A few days later, Joseph’s sister, Teresa, took the initiative to make a pilgrimage to Father McGivney’s tomb, located in St. Mary’s Church in New Haven. Concurrently, the Hermosillos called the Blessed Michael McGivney Pilgrimage Center requesting a relic to be venerated as part of the prayer campaign for Joseph’s healing.
With assistance from Peter Sonski, the education outreach director at the pilgrimage center, and Brian Caulfield, a vice postulator of Father McGivney’s cause for sainthood, a relic was eventually transported to the hospital in Maryland.
Before then, Joseph’s memory throughout his struggle with COVID-19 was hazy, ebbing in and out of consciousness.
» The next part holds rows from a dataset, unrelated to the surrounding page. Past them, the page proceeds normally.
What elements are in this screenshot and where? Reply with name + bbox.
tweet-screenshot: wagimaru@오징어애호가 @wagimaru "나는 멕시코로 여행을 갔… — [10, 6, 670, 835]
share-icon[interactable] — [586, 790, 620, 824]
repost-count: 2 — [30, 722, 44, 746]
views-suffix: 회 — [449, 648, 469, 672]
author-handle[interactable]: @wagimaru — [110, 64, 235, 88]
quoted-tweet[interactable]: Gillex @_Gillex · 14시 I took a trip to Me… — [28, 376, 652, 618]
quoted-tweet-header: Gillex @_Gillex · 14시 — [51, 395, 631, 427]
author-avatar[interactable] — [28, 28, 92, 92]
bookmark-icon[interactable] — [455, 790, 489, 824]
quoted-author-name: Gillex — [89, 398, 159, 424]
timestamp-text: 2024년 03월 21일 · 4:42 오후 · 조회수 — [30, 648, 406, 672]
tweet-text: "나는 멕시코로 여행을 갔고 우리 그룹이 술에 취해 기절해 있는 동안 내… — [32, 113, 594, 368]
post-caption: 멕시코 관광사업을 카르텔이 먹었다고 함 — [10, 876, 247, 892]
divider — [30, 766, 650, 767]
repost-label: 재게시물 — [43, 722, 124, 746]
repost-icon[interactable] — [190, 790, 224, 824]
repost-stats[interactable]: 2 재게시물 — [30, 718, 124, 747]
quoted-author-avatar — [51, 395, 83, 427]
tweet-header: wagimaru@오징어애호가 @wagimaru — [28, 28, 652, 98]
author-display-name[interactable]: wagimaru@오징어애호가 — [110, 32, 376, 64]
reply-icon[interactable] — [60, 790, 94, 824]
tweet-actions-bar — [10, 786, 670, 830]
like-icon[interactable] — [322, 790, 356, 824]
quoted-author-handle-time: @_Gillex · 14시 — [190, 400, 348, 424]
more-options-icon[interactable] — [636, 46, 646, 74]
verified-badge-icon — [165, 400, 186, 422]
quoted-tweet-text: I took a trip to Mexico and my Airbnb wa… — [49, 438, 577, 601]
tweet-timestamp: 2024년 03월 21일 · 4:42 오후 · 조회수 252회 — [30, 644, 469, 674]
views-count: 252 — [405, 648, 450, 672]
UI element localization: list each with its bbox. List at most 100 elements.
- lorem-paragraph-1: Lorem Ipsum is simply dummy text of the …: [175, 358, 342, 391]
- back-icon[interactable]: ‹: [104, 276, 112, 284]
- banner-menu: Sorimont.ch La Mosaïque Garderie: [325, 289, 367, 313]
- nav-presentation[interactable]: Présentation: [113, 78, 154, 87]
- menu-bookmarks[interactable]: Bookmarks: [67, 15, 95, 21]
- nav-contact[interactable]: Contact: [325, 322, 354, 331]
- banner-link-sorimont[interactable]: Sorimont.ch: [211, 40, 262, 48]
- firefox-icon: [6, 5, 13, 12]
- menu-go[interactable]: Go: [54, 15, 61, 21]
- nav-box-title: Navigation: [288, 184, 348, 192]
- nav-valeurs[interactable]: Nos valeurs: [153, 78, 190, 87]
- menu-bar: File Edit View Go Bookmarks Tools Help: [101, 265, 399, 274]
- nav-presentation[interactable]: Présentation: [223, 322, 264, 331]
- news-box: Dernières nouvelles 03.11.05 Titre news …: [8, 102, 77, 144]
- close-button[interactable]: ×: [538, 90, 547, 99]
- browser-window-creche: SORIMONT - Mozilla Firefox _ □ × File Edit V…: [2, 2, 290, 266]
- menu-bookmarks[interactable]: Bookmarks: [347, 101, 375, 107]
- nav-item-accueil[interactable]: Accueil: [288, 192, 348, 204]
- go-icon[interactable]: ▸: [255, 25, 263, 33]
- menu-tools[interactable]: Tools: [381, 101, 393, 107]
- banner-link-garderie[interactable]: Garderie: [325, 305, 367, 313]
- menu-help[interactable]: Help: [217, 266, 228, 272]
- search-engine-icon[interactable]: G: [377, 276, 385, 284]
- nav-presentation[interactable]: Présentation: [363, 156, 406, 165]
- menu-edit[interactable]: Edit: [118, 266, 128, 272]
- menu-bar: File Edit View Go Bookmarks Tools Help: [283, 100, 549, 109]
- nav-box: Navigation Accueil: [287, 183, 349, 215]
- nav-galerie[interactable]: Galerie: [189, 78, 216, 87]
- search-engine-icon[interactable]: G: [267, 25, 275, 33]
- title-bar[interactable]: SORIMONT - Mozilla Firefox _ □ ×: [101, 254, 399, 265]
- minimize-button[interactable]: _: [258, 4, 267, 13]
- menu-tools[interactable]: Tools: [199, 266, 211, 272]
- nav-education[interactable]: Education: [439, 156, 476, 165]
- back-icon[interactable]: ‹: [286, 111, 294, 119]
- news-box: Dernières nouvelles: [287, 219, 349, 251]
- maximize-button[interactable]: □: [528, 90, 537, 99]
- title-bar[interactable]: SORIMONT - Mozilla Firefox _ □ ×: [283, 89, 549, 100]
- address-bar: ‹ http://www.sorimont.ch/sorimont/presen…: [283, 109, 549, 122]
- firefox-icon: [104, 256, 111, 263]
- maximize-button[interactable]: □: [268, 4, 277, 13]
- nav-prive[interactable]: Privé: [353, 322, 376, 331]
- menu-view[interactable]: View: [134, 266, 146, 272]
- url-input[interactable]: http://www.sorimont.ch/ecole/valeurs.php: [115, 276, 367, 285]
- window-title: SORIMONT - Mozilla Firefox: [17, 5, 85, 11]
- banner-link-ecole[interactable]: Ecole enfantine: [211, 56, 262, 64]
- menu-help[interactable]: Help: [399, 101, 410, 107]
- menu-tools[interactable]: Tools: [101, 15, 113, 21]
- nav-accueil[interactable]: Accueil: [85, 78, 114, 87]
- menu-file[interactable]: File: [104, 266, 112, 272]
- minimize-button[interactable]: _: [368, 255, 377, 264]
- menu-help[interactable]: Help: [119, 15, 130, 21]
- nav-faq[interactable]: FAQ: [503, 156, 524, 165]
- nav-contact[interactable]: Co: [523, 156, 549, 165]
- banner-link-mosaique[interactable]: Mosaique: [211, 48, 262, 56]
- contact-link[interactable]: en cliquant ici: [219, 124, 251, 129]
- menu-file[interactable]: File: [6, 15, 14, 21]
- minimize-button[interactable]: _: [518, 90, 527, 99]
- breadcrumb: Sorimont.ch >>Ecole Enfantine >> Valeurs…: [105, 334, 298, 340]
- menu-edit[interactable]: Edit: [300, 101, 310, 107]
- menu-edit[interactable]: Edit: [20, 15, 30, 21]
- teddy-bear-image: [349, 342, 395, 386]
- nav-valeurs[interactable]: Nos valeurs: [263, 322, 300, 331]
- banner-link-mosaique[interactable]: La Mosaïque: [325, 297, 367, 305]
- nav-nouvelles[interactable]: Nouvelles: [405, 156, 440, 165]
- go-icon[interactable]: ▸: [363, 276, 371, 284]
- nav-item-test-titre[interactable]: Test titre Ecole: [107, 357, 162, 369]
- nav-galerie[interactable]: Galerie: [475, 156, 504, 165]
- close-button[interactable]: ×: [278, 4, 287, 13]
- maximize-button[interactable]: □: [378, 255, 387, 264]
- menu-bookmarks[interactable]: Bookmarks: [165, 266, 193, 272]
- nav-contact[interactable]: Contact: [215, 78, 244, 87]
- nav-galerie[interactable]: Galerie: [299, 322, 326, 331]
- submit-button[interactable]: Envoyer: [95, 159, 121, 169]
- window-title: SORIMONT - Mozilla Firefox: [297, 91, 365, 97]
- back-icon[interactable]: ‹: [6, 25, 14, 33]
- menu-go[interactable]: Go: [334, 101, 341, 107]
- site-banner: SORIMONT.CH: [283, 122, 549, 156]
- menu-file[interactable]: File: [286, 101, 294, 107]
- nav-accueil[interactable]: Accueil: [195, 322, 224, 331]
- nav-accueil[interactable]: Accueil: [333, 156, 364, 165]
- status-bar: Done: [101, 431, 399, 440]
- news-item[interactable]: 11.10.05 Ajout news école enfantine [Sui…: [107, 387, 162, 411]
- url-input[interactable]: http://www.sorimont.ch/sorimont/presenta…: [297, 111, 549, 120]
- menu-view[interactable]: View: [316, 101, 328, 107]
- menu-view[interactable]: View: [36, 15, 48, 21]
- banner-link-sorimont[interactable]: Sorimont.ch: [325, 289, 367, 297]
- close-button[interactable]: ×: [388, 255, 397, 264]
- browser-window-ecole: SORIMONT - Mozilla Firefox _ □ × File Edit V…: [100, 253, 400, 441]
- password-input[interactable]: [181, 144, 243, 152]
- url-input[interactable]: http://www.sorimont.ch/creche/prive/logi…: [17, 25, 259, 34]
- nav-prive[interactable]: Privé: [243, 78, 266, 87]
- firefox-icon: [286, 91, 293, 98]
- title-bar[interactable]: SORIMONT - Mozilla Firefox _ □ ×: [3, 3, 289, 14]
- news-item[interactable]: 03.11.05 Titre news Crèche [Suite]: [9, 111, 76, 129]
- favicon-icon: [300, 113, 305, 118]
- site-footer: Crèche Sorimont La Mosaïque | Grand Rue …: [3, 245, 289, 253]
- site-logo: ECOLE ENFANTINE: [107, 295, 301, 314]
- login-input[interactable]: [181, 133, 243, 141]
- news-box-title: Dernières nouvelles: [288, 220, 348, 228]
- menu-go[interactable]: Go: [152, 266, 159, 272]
However, he clearly remembers the image of Father Grassi praying over him with the relic on Jan. 20. The moment filled him with not only hope, but trust he would be all right.
“I remember seeing the picture of Father McGivney,” Joseph said. “When you give that trust over, it brings you that calmness.” He added, “Out of all the saints, they brought in somebody who has the tools, who has the subject matter and expertise that I needed.”
Four days after he was blessed, Joseph was removed from the ventilator, making incremental improvements until he was deemed stable enough to be discharged. In total, he spent 32 days in the hospital. Today, he has made a full recovery.
Since then, the Hermosillos made a pilgrimage to New Haven in June and have shared their story of healing, recognizing the newfound grace they’ve received. Joseph also joined the Knights of Columbus St. Teresa of Calcutta Council 12036 in Charles Town. The family also learned of others returning to the church and Mass as a result of the campaign, and that faithful across the country, Canada and even Italy were praying for his recovery. In all, the answered favor has been a humbling experience.
“It’s surreal to come through that,” Joseph reflected. “We realize it wasn’t necessarily for us, it wasn’t solely for us. So many people have found blessing and connection to our story.”